South Slavs of the Balkans can be divided into four types : the Dinaric type which includes the Dinaric areas of the Balkans and regions inhabited by Dinaric population who had greatly influenced the indigenous people. The Central Type mainly includes population of the Juzna Morava and the Vardar Rivers basins and the Shopi area which stretches up to the Danube River. To the East-Balkanic Type belongs population mostly settled away from the Balkans, in the Pannonian Plain. Those types of population pretty differ and distinguish themselves, which can be noticed at first site. There are vast areas of the Balkans where the Serb and the Bulgarian ethnic features and characteristics of population melt one into the other, as in the real Macedonia, south of Veles and the Shopi region, between the rivers of Timok and the Iskar. The race features of population east of the Iskar River and Ihtiman up to the Black Sea greatly differ from the other South Slavs who live west of the Iskar River, that along with the Marica River basin, create the ethnic line.
Genetic analysis has shown that modern Bulgarians have genetic markers similar to those of Asian origins. DNA from Asia had greatly influenced the modern Bulgarian DNA. Beside more that 85% of Bulgarians smaller ethnic groups of Bulgaria include Turks, Roma (Gypsies), Armenians and Macedonians. Bulgaria’s three main ancestral cultures – Thracian, Slavic and Proto-Bulgarian – left behind only fragmentary evidence of their individual mythologies. These mythologies combined with each other, developed and transformed to produce the body of folk customs, beliefs, artistic forms and traditional narratives that have existed right up until the modern era and which are now collectively known as Bulgarian folklore.
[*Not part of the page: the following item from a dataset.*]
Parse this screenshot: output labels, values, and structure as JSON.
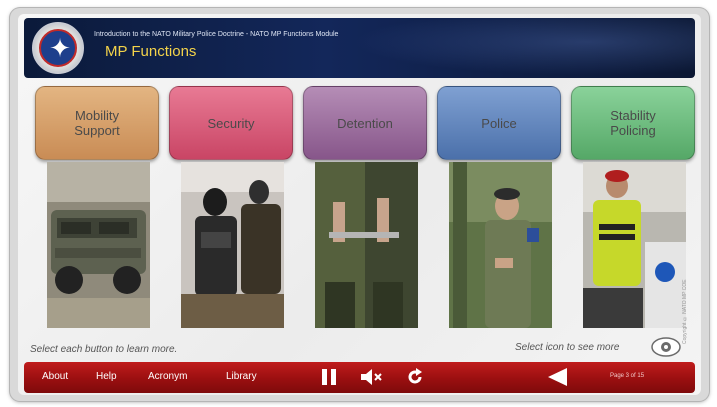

Bulgarians greet each other by shaking hands. Close female friends may kiss one another on the cheek. The most common formal greetings are Kak ste? (“How are you?”) and Zdraveite (“Hello”). The more informal forms, used with friends, relatives, and coworkers, are Kak si? and Zdrasti or Zdrave. When talking, Bulgarians tend to stand or sit closer together than Westerners. They speak in louder voices and touch each other more often. Today people of Bulgaria preserve and treasure the ancient myths and legends, traditions and habits.
The Bulgarian gestures for “yes” and “no” often confuse people from other countries. For “Yes,” one shakes one’s head from side to side. “No” is signaled by one or two nods up and down (often accompanied by clicking the tongue).